University at Albany spokesman Jordan Carleoevangelist said the school was crediting or refunding to students an estimated $22.4 million in room-andboard fees for the spring semester.
“While the CARES Act money is important, and
a welcome start, it only covers a fraction of the revenue lost by colleges and universities, to say nothing of the significant unbudgeted costs associated with responding to the virus,” he said.
The university incurred major expenses upgrading technology for remote learning, acquiring personal protective equipment and cleaning supplies and picking up the cost to host a state-sponsored COVID-19 testing site on campus, Carleo-evangelist said.
Skidmore College in Saratoga Springs, with 2,860 students, had to refund $4.5 million in room and board costs, said spokeswoman Sara Miga. The college also canceled all on-campus summer programs resulting in a loss of just over $2 million in net revenue. The school will get $1.6 million in funds from the CARES Act, or $573 per pupil.

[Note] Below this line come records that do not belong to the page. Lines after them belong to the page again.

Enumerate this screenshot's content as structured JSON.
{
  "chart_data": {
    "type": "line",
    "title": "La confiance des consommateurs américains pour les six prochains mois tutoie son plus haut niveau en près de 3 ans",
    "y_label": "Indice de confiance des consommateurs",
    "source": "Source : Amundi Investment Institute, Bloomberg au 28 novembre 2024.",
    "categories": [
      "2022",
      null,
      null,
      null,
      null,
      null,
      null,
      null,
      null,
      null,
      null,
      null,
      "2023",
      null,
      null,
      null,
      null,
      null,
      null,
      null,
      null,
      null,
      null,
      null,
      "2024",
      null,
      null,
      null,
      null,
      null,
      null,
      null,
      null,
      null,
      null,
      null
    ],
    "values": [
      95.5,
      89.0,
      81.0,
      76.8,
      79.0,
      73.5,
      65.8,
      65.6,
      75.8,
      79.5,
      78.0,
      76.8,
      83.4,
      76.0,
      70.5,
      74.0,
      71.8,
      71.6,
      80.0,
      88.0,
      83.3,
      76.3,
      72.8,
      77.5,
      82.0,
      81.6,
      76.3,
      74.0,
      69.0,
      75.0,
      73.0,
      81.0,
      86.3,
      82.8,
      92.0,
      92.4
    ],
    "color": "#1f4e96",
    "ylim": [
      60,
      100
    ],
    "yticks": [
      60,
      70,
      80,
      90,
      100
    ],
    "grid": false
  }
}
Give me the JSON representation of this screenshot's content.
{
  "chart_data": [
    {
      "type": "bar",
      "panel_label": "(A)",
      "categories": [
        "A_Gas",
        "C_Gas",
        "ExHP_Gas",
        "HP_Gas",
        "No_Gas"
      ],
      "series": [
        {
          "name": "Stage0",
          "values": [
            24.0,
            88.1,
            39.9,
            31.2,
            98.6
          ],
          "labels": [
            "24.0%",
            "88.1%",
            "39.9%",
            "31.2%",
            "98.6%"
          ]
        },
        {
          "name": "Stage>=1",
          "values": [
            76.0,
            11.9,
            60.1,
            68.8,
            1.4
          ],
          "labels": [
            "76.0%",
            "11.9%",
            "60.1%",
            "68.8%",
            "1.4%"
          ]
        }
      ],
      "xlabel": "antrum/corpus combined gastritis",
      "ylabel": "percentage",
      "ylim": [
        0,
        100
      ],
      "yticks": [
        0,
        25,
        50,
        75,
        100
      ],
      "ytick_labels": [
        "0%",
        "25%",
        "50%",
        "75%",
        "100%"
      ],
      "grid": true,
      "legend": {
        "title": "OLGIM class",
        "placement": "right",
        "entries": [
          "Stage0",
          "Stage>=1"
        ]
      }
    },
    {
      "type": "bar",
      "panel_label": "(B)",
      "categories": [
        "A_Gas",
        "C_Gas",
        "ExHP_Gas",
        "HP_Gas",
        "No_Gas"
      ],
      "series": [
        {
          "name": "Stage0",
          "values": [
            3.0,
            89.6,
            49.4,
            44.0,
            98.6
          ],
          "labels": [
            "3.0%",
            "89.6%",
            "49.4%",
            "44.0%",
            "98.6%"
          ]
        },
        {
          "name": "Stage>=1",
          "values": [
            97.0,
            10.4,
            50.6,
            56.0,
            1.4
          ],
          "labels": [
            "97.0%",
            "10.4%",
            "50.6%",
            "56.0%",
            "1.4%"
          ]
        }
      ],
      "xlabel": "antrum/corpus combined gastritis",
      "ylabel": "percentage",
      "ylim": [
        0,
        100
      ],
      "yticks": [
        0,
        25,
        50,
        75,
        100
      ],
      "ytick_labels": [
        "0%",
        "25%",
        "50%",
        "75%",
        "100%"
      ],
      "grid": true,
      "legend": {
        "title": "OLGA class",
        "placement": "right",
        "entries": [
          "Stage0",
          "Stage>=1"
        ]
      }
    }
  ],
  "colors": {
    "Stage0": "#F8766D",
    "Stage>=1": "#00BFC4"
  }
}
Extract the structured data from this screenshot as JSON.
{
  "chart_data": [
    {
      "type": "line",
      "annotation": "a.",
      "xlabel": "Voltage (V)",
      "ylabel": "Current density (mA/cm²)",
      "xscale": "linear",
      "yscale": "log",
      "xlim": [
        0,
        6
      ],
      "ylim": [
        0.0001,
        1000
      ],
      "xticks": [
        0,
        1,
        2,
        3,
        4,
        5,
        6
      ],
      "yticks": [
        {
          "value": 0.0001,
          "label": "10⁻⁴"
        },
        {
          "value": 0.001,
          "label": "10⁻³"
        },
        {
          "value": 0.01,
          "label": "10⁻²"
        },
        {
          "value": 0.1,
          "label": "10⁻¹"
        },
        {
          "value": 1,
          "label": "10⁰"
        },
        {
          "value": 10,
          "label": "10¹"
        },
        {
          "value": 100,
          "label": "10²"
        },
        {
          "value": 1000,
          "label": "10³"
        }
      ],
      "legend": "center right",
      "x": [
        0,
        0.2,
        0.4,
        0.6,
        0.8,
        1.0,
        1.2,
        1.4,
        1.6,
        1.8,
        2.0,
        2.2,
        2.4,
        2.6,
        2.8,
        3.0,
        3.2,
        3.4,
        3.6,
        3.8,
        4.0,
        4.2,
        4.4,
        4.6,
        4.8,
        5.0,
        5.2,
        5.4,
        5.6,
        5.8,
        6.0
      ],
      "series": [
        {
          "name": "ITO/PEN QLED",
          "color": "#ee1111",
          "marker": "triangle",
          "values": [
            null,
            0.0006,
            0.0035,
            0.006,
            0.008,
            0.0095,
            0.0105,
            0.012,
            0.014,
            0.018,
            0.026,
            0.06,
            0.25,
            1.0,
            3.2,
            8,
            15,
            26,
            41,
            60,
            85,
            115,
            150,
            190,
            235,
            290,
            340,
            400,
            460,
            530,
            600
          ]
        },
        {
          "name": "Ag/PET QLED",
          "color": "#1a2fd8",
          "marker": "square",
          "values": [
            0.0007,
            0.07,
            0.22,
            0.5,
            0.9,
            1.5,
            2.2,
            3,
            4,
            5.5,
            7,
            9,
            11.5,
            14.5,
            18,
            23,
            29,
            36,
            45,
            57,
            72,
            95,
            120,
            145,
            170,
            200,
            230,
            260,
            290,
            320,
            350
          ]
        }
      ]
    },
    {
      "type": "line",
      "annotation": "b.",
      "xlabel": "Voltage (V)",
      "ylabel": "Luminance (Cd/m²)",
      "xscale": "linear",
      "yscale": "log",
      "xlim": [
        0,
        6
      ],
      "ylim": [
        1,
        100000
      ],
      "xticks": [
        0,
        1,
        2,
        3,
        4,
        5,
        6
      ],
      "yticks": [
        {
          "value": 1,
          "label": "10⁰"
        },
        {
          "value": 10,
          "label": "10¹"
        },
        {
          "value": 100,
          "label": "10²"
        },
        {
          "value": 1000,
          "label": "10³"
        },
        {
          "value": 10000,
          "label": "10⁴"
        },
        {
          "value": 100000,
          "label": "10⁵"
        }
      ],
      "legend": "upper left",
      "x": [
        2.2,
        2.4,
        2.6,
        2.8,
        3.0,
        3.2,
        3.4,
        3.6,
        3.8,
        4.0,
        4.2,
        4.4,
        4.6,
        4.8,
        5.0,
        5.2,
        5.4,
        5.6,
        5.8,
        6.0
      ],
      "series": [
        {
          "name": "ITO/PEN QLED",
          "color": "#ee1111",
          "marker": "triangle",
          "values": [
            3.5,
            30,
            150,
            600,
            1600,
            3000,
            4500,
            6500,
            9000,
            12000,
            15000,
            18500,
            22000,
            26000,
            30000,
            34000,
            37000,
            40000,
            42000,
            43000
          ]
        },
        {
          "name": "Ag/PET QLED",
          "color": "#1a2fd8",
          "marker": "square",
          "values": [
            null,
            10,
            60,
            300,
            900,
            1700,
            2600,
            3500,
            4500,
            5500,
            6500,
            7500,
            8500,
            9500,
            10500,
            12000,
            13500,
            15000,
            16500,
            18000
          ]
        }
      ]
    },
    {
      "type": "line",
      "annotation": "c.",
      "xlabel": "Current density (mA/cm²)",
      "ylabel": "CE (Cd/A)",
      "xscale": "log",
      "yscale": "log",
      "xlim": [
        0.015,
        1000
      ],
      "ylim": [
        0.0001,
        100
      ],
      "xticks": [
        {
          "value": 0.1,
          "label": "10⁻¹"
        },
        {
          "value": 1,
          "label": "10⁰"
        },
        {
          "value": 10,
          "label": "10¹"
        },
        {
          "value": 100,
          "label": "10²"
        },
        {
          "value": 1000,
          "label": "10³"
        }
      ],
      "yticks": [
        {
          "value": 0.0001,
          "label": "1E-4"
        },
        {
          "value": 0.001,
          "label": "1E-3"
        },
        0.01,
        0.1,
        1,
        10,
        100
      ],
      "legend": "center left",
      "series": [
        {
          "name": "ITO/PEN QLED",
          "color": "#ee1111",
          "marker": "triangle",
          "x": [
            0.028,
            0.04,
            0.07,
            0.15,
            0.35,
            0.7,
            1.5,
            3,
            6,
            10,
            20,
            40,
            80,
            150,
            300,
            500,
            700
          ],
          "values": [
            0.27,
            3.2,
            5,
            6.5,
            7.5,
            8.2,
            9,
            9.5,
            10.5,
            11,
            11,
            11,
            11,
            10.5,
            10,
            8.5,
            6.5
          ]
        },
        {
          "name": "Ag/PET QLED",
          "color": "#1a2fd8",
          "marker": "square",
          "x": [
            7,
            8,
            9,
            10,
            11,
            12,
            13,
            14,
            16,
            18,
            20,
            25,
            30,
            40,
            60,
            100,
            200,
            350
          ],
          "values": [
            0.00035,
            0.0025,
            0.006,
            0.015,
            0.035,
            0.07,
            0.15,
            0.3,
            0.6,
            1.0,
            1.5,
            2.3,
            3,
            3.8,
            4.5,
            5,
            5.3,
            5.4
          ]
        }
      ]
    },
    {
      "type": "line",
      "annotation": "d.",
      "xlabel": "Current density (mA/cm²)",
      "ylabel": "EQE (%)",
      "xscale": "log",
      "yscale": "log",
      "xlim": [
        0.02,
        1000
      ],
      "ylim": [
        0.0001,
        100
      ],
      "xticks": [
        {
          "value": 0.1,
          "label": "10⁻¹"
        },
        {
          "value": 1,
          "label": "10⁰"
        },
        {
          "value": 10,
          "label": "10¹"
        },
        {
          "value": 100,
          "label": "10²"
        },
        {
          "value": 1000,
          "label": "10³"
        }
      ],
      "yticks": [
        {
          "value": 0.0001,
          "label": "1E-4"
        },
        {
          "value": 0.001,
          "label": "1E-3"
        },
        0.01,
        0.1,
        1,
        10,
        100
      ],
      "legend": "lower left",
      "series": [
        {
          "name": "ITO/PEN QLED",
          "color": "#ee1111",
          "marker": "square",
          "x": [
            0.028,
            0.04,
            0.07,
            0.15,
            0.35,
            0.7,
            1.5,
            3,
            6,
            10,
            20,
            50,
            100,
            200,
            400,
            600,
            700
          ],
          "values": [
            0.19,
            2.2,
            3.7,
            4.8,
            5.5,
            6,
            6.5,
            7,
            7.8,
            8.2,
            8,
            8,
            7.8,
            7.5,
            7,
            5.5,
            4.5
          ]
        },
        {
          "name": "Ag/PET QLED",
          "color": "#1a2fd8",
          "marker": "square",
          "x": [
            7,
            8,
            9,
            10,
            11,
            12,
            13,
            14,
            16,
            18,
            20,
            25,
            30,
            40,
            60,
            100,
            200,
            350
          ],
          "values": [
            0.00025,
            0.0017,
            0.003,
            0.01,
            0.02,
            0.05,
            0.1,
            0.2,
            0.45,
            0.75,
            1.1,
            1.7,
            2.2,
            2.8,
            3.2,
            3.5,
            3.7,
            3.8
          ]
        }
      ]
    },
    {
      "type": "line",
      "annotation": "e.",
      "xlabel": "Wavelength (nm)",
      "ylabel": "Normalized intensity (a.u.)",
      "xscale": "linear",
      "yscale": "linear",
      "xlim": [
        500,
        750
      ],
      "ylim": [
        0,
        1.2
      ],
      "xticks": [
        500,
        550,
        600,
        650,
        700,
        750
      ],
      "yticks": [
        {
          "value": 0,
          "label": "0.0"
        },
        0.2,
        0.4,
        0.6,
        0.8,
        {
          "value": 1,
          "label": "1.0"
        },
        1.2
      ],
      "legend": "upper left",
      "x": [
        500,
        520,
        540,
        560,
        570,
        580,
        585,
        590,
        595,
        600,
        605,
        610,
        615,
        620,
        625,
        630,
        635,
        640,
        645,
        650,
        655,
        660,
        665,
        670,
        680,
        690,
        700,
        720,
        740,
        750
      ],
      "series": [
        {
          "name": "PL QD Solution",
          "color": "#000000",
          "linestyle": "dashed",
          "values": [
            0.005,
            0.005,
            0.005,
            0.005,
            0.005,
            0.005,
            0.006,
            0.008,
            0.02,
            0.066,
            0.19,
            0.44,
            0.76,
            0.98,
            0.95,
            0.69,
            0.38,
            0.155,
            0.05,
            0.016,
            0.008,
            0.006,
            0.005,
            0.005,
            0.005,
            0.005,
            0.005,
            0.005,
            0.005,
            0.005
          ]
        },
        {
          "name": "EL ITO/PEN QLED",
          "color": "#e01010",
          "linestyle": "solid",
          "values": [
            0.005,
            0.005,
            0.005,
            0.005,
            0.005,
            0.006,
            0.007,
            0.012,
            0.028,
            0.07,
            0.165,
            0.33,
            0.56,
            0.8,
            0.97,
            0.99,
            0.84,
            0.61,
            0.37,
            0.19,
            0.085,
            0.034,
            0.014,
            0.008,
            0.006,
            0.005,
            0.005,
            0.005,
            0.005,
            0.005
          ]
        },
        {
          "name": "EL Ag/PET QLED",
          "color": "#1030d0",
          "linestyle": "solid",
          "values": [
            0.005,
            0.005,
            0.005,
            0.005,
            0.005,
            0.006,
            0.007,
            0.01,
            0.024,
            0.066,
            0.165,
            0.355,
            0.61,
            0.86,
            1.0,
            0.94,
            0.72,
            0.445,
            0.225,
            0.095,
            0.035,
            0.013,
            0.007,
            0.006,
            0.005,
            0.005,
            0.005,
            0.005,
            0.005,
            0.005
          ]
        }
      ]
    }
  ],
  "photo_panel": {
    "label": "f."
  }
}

The College of Saint Rose in Albany, with 4,619 students, saw $3.1 million in room-and-board losses, paired with further losses from canceled events and new costs associated with remote instruction, college spokeswoman Jennifer Gish said. The school will receive $3.6 million in federal relief, or $789 per pupil.
About half of the coronavirus relief that larger colleges and universities receive must be spent on emergency grants to low-income students with demonstrated coronavirus-related needs. Only students eligible for federal student aid programs can apply, excluding international and undocumented students.
Saint Rose received
more than 1,500 applications from over 2,700 eligible students, Gish said. Skidmore had awarded $313,829 to 227 students, as of May 14, Miga said.
After distributing those student grants, the schools can access the second half of their funds — institutional relief that can be used to defray expenses and lost revenues.
Some wealthy private schools with large endowments, like Harvard and Yale Universities, rejected the federal funding allocated for them, following public pressure. Columbia University has indicated it plans to use the funds. Cornell University said it will use all the funds to support students — not just half.
Education groups applaud the higher education funding in the CARES Act, but say they need more. Labate called $14 billion divvied among thousands of schools “the tip of the iceberg.”
Debate over further coronavirus relief legislation has stalled in Congress as Senate Republicans urge a “pause” as funds from earlier legislation continue to be distributed. House Democrats proposed another $37 billion for higher education in the Heroes Act passed May 15. That’s far short of the $46.6 billion the American Council on Education and 40 other higher education organizations requested from Congress.
Many colleges foresee enrollment declines in their future, as well as ongoing health- and technology-related costs. Strangled state budgets could pose greater challenges for public colleges and universities.